One of the housing industry’s leading supporters in the U.S. Senate says that he would be in favor of limiting homeowners’ mortgage interest deduction if the tradeoff were lower corporate tax rates.

In keynote remarks he delivered via Skype from his office in Washington, D.C., Sen. Johnny Isakson (R-Ga.) told builders and suppliers attending Builder’s Housing Leadership Summit in New York City on Wednesday that he was against reducing or eliminating the deduction to preserve other tax breaks.

However, Isakson also believes the MID “has to be considered part of the mix” in any strategy to shrink the federal deficit and debt. He pointed specifically to the proposal by the Simpson-Bowles Commission—to phase out the MID by limiting it to a 12% tax credit on homes up to $500,000 (MID’s cap is currently $1 million) and eliminating the deduction for second homes—as one possible route that Congress might ultimately take.

Isakson’s comments put him at odds with the NAHB, whose chairman Barry Rutenberg referred to the senator as “one of the most respected people on housing in the Senate.” Rutenberg is a staunch advocate for the MID as a pillar of homeownership and savings.

Also challenging the wisdom of phasing out the deduction is Kevin Villani, a former chief economist for Freddie Mac. Writing recently for American Banker’s “Think Bank” opinion blog, Villani states, “There is no convincing evidence that eliminating the mortgage interest deduction now would free up capital for more productive investment.”

He goes on to say that “to the extent it historically induced people to become homeowners and invest more in housing, [MID] likely also increased household saving (that’s why they were called savings and loans) for a down payment—a requirement that should be re-instated—by as much or more as the increase in investment.” Villani and Rutenberg each contends eliminating the MID would cause house prices to deteriorate by another 20%, “the approximate value of their lost mortgage interest deduction, exacerbating bank foreclosure losses,” Villani wrote.

Isakson, who championed the 2009 tax credit for first-time home buyers, believes his colleagues in the Senate are, in the main, supportive of housing and homeownership, even if that support for some is expedient. “We’ll never get below 7.5% unemployment if we don’t get the housing industry back.”

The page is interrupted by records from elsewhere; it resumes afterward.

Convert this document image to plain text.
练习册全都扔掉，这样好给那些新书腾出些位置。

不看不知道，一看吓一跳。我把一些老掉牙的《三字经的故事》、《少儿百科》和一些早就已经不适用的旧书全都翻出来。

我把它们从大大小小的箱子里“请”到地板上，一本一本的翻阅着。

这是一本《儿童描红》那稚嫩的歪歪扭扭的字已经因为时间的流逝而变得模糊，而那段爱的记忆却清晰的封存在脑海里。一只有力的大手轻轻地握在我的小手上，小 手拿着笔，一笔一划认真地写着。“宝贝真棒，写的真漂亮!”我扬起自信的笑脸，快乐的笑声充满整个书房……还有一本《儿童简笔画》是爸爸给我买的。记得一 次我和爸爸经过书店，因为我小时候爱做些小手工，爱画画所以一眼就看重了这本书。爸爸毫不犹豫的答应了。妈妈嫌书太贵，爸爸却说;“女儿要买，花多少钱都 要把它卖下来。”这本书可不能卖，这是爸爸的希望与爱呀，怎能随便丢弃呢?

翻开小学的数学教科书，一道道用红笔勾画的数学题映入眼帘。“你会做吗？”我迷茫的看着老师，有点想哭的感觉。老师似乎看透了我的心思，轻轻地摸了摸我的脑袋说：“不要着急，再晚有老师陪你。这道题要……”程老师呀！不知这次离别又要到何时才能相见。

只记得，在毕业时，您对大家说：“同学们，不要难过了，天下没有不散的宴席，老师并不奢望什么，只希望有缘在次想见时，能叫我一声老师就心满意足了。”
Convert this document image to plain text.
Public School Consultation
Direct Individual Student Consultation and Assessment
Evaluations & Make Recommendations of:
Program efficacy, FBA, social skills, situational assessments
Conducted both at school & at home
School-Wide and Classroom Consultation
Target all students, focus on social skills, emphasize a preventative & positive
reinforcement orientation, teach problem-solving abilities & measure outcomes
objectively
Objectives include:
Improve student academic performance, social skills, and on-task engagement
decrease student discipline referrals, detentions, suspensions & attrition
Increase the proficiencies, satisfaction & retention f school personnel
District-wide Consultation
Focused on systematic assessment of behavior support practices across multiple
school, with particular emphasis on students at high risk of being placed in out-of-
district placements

Prior to addressing a rally of 10,000 Realtors in Washington today, Isakson told U.S. News& World Report that the housing market “was the beginning point of the spear going into the recession and it will be the spear leading us out.” In that interview he estimated that housing makes up about 15% of the economic activity in the nation. “It’s that gross domestic product that needs a boost and it’s housing that’s going to take us from where we are to where we want to go.”

The industry’s recovery, he suggested during Builder’s Summit, will depend in part on attracting more private capital to the mortgage market. Last year, he introduced the “Mortgage Finance Act,” which within 18 months of its enactment would place Fannie Mae and Freddic Mac into receivership and phase out these entities over a 10-year period. Their replacement during this transition period would be a Mortgage Finance Agency that would guarantee securitizations of high-quality mortgages (those with at least 5% down payments and between 70% and 90% loan-to-value). “A main function of the Mortgage Finance Agency is to provide a dependable, transparent market for high-quality mortgages,” this bill states.

This legislation, if passed, would also create a self-funding catastrophe fund to protect taxpayers from having to bail out the agency in the event of another housing market collapse during this 10-year transition period. The goal, says Isakson, would be to take the agency private within that decade.

Isakson spoke briefly about the SAVE Act, which he and Sen. Michael Bennett introduced last year. This bill’s language has been altered since that introduction, but in essence it would allow home buyers who choose to purchase an energy-efficient home to apply projected long-term savings in their energy costs to their income statements to qualify for a mortgage. The Institute for Market Transformation, quoting government estimates, reports that the average U.S. household currently spends more on energy costs than property taxes each year.

While he doesn’t think the SAVE (for Sensible Accounting to Value Energy) Act has a chance of passing during this session of Congress, he’s hopeful that some form of this legislation will eventually see the light of day.

He’s also hopeful that something can be done about the appraisal process which Isakson, a third-generation Realtor, calls “an abject disaster.” He blames the Obama Administration for being “overly regulatory” on the banking system. While including short sales and foreclosures is unavoidable in appraising new homes in most markets these days, Isakson prefers a calculation that also factors in “cost to replace” and market value analyses.

John Caulfield is senior editor for Builder magazine.